Who Qualifies for an OIC?
To qualify for OIC consideration, a taxpayer must demonstrate that at least one of the following conditions exist:
- Doubt as to collectability: There is some doubt as to whether the tax bill can be collected from the taxpayer now or in the foreseeable future.
- Doubt as to liability: There is some doubt as to whether the tax bill is actually owed. (This is very rare.)
- Economic hardship: Because of exceptional circumstances, collection of the full bill would be “unfair” or “inequitable,” or would otherwise cause an economic hardship.
How Does the Process Work?
For OIC consideration, one must first submit IRS Form 656, Offer in Compromise, and attach to the Form the $150 application fee. For those whose monthly income falls below poverty guidelines, this fee may be waived by submitting an Application Fee Worksheet demonstrating that the taxpayer qualifies for the poverty guideline exemption.

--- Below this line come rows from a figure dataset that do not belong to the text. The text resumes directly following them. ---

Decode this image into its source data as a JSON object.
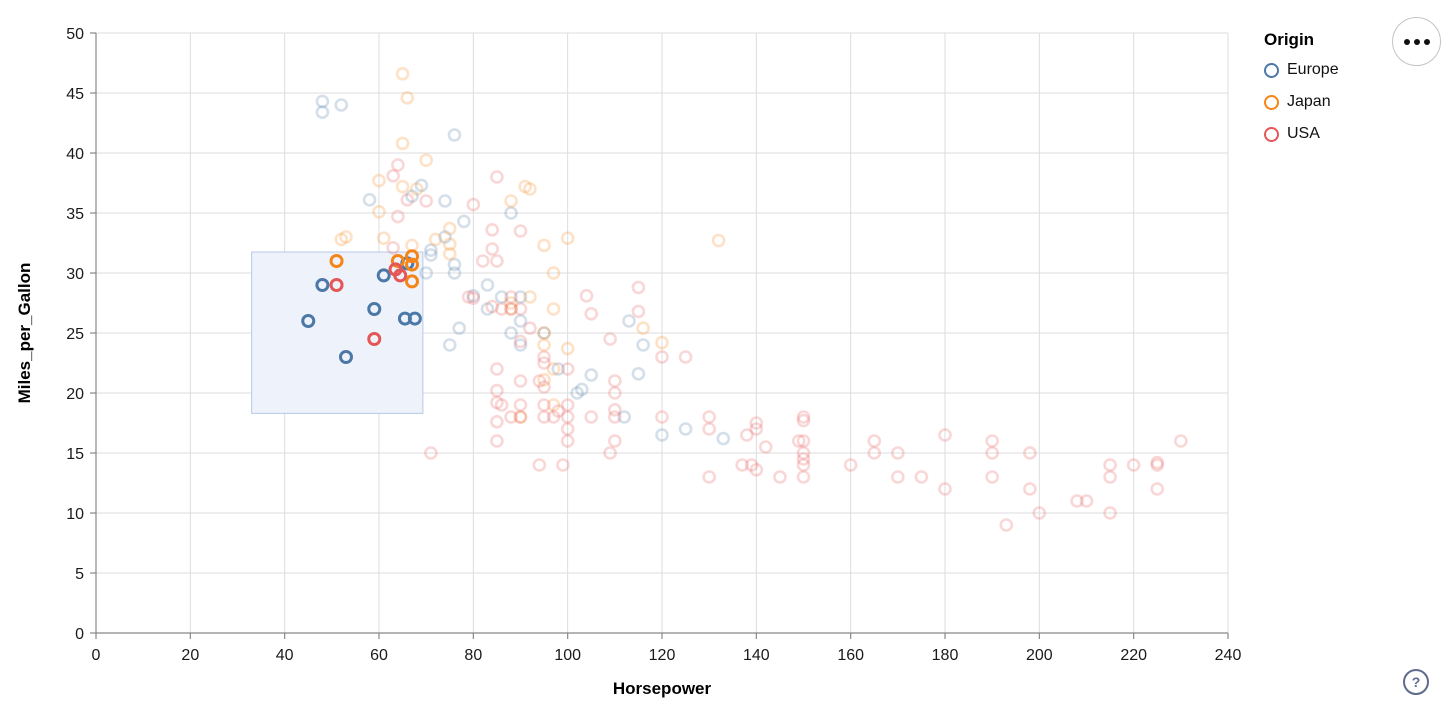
{
  "chart_data": {
    "type": "scatter",
    "xlabel": "Horsepower",
    "ylabel": "Miles_per_Gallon",
    "xlim": [
      0,
      240
    ],
    "ylim": [
      0,
      50
    ],
    "x_ticks": [
      0,
      20,
      40,
      60,
      80,
      100,
      120,
      140,
      160,
      180,
      200,
      220,
      240
    ],
    "y_ticks": [
      0,
      5,
      10,
      15,
      20,
      25,
      30,
      35,
      40,
      45,
      50
    ],
    "grid": true,
    "legend": {
      "title": "Origin",
      "position": "top-right-outside",
      "entries": [
        {
          "label": "Europe",
          "color": "#4c78a8"
        },
        {
          "label": "Japan",
          "color": "#f58518"
        },
        {
          "label": "USA",
          "color": "#e45756"
        }
      ]
    },
    "brush": {
      "x": [
        33,
        69.3
      ],
      "y": [
        18.3,
        31.75
      ],
      "fill": "#edf2fb",
      "stroke": "#b7c9e6",
      "note": "points inside brush are full opacity (selected), others faded"
    },
    "point_style": {
      "radius": 5.5,
      "stroke_width": 2.6,
      "unselected_opacity": 0.24
    },
    "series": [
      {
        "name": "Europe",
        "color": "#4c78a8",
        "points": [
          [
            45,
            26
          ],
          [
            48,
            29
          ],
          [
            53,
            23
          ],
          [
            59,
            27
          ],
          [
            61,
            29.8
          ],
          [
            66,
            30.8
          ],
          [
            65.5,
            26.2
          ],
          [
            67.6,
            26.2
          ],
          [
            48,
            44.3
          ],
          [
            48,
            43.4
          ],
          [
            52,
            44
          ],
          [
            76,
            41.5
          ],
          [
            58,
            36.1
          ],
          [
            69,
            37.3
          ],
          [
            67,
            36.4
          ],
          [
            78,
            34.3
          ],
          [
            74,
            36
          ],
          [
            74,
            33
          ],
          [
            71,
            31.9
          ],
          [
            71,
            31.5
          ],
          [
            70,
            30
          ],
          [
            76,
            30.7
          ],
          [
            80,
            28.1
          ],
          [
            77,
            25.4
          ],
          [
            90,
            24
          ],
          [
            95,
            25
          ],
          [
            88,
            25
          ],
          [
            90,
            28
          ],
          [
            76,
            30
          ],
          [
            83,
            29
          ],
          [
            83,
            27
          ],
          [
            75,
            24
          ],
          [
            90,
            26
          ],
          [
            86,
            28
          ],
          [
            88,
            35
          ],
          [
            113,
            26
          ],
          [
            116,
            24
          ],
          [
            105,
            21.5
          ],
          [
            115,
            21.6
          ],
          [
            98,
            22
          ],
          [
            102,
            20
          ],
          [
            103,
            20.3
          ],
          [
            112,
            18
          ],
          [
            120,
            16.5
          ],
          [
            125,
            17
          ],
          [
            133,
            16.2
          ]
        ]
      },
      {
        "name": "Japan",
        "color": "#f58518",
        "points": [
          [
            51,
            31
          ],
          [
            64,
            31
          ],
          [
            67,
            30.7
          ],
          [
            67,
            31.4
          ],
          [
            67,
            29.3
          ],
          [
            65,
            46.6
          ],
          [
            66,
            44.6
          ],
          [
            65,
            40.8
          ],
          [
            70,
            39.4
          ],
          [
            60,
            37.7
          ],
          [
            65,
            37.2
          ],
          [
            68,
            37
          ],
          [
            92,
            37
          ],
          [
            91,
            37.2
          ],
          [
            88,
            36
          ],
          [
            75,
            33.7
          ],
          [
            53,
            33
          ],
          [
            61,
            32.9
          ],
          [
            67,
            32.3
          ],
          [
            52,
            32.8
          ],
          [
            60,
            35.1
          ],
          [
            72,
            32.8
          ],
          [
            132,
            32.7
          ],
          [
            100,
            32.9
          ],
          [
            95,
            32.3
          ],
          [
            75,
            32.4
          ],
          [
            75,
            31.6
          ],
          [
            88,
            27
          ],
          [
            88,
            27.5
          ],
          [
            92,
            28
          ],
          [
            97,
            27
          ],
          [
            95,
            24
          ],
          [
            95,
            25
          ],
          [
            97,
            30
          ],
          [
            100,
            23.7
          ],
          [
            95,
            21.1
          ],
          [
            97,
            19
          ],
          [
            90,
            18
          ],
          [
            120,
            24.2
          ],
          [
            116,
            25.4
          ],
          [
            97,
            22
          ]
        ]
      },
      {
        "name": "USA",
        "color": "#e45756",
        "points": [
          [
            51,
            29
          ],
          [
            59,
            24.5
          ],
          [
            64.5,
            29.8
          ],
          [
            63.5,
            30.3
          ],
          [
            63,
            38.1
          ],
          [
            64,
            39
          ],
          [
            64,
            34.7
          ],
          [
            66,
            36.1
          ],
          [
            85,
            38
          ],
          [
            63,
            32.1
          ],
          [
            70,
            36
          ],
          [
            80,
            35.7
          ],
          [
            84,
            33.6
          ],
          [
            90,
            33.5
          ],
          [
            84,
            32
          ],
          [
            85,
            31
          ],
          [
            82,
            31
          ],
          [
            88,
            28
          ],
          [
            88,
            27
          ],
          [
            86,
            27
          ],
          [
            92,
            25.4
          ],
          [
            90,
            24.3
          ],
          [
            84,
            27.2
          ],
          [
            80,
            27.9
          ],
          [
            115,
            28.8
          ],
          [
            115,
            26.8
          ],
          [
            105,
            26.6
          ],
          [
            104,
            28.1
          ],
          [
            109,
            24.5
          ],
          [
            90,
            27
          ],
          [
            79,
            28
          ],
          [
            95,
            20.5
          ],
          [
            100,
            22
          ],
          [
            85,
            22
          ],
          [
            85,
            20.2
          ],
          [
            85,
            19.2
          ],
          [
            85,
            17.6
          ],
          [
            85,
            16
          ],
          [
            88,
            18
          ],
          [
            90,
            21
          ],
          [
            90,
            19
          ],
          [
            90,
            18
          ],
          [
            95,
            23
          ],
          [
            95,
            22.5
          ],
          [
            95,
            19
          ],
          [
            95,
            18
          ],
          [
            97,
            18
          ],
          [
            100,
            19
          ],
          [
            100,
            18
          ],
          [
            100,
            17
          ],
          [
            100,
            16
          ],
          [
            105,
            18
          ],
          [
            110,
            20
          ],
          [
            110,
            21
          ],
          [
            110,
            18.6
          ],
          [
            110,
            18
          ],
          [
            110,
            16
          ],
          [
            98,
            18.5
          ],
          [
            86,
            19
          ],
          [
            94,
            21
          ],
          [
            94,
            14
          ],
          [
            99,
            14
          ],
          [
            109,
            15
          ],
          [
            71,
            15
          ],
          [
            120,
            18
          ],
          [
            120,
            23
          ],
          [
            125,
            23
          ],
          [
            130,
            18
          ],
          [
            130,
            17
          ],
          [
            130,
            13
          ],
          [
            137,
            14
          ],
          [
            139,
            14
          ],
          [
            140,
            17
          ],
          [
            140,
            13.6
          ],
          [
            142,
            15.5
          ],
          [
            138,
            16.5
          ],
          [
            145,
            13
          ],
          [
            149,
            16
          ],
          [
            150,
            18
          ],
          [
            150,
            16
          ],
          [
            150,
            15
          ],
          [
            150,
            14
          ],
          [
            150,
            14.5
          ],
          [
            150,
            13
          ],
          [
            150,
            17.7
          ],
          [
            140,
            17.5
          ],
          [
            160,
            14
          ],
          [
            165,
            15
          ],
          [
            165,
            16
          ],
          [
            170,
            15
          ],
          [
            170,
            13
          ],
          [
            175,
            13
          ],
          [
            180,
            16.5
          ],
          [
            180,
            12
          ],
          [
            190,
            15
          ],
          [
            190,
            16
          ],
          [
            190,
            13
          ],
          [
            193,
            9
          ],
          [
            198,
            15
          ],
          [
            198,
            12
          ],
          [
            200,
            10
          ],
          [
            208,
            11
          ],
          [
            210,
            11
          ],
          [
            215,
            14
          ],
          [
            215,
            13
          ],
          [
            215,
            10
          ],
          [
            220,
            14
          ],
          [
            225,
            14
          ],
          [
            225,
            14.2
          ],
          [
            225,
            12
          ],
          [
            230,
            16
          ]
        ]
      }
    ]
  },
  "controls": {
    "menu_label": "•••",
    "help_label": "?"
  },
  "style": {
    "grid_color": "#dddddd",
    "axis_color": "#888888",
    "label_color": "#1a1a1a",
    "title_color": "#000000"
  }
}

In addition, a taxpayer must submit an IRS Form 433-A, Collection Information Statement. For married taxpayers in community property states, the IRS may request that this form include information on the taxpayer’s spouse. It is very important that the Collection Information Statement is completed accurately. The IRS analyzes the information contained in the Collection Information Statement very closely.

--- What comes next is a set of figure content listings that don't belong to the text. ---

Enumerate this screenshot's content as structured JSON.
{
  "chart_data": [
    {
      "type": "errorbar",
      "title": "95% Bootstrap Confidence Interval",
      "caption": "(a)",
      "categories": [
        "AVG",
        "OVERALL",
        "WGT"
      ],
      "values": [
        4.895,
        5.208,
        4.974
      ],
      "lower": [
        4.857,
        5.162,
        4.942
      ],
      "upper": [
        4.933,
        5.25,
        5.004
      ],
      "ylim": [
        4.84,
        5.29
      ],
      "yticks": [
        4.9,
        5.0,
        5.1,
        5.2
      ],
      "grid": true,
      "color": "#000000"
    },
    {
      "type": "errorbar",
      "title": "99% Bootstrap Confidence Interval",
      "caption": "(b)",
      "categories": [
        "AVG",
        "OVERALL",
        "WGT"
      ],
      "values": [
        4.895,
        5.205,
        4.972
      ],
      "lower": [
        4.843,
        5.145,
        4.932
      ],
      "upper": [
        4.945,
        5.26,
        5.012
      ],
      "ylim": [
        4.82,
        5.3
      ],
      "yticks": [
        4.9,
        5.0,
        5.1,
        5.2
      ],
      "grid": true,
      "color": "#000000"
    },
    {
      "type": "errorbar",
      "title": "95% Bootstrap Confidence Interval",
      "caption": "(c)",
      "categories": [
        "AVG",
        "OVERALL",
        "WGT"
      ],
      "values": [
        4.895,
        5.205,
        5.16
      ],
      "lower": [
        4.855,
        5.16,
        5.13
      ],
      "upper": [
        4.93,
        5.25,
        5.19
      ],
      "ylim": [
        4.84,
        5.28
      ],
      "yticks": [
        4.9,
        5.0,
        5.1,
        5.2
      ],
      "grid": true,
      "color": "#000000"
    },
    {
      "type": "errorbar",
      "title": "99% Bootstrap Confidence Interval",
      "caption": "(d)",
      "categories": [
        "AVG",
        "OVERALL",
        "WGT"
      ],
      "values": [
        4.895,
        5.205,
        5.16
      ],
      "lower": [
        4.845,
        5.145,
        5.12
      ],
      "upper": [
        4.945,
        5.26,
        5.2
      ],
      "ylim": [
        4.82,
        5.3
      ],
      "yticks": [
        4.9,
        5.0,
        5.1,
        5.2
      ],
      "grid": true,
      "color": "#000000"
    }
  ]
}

Please keep in mind that the submission of these forms is merely the beginning of the process. The IRS will then request financial documentation, from bank records to pay stubs to vehicle registrations, the extent of which can often become daunting. It is also important to note that interest on the outstanding tax bill continues to accrue throughout the negotiation process, meaning that if an OIC is rejected, the taxpayer will end up owing even more.
Why Are OICs Rejected?
Anytime an OIC is rejected, the IRS must provide a written explanation of its decision. The two most common reasons an OIC is rejected are, 1) the offer is too low, or 2) the taxpayer has been convicted of a serious crime.
Can a Taxpayer Appeal a Rejected OIC?
Taxpayer’s have the option of formally appealing a rejected OIC. To start the appeal process, a taxpayer must submit a letter within 30 days of the date of the rejection letter. A taxpayer may also attempt to contact the person that signed the rejection letter to continue the negotiation process. The IRS may reconsider an offer if requested.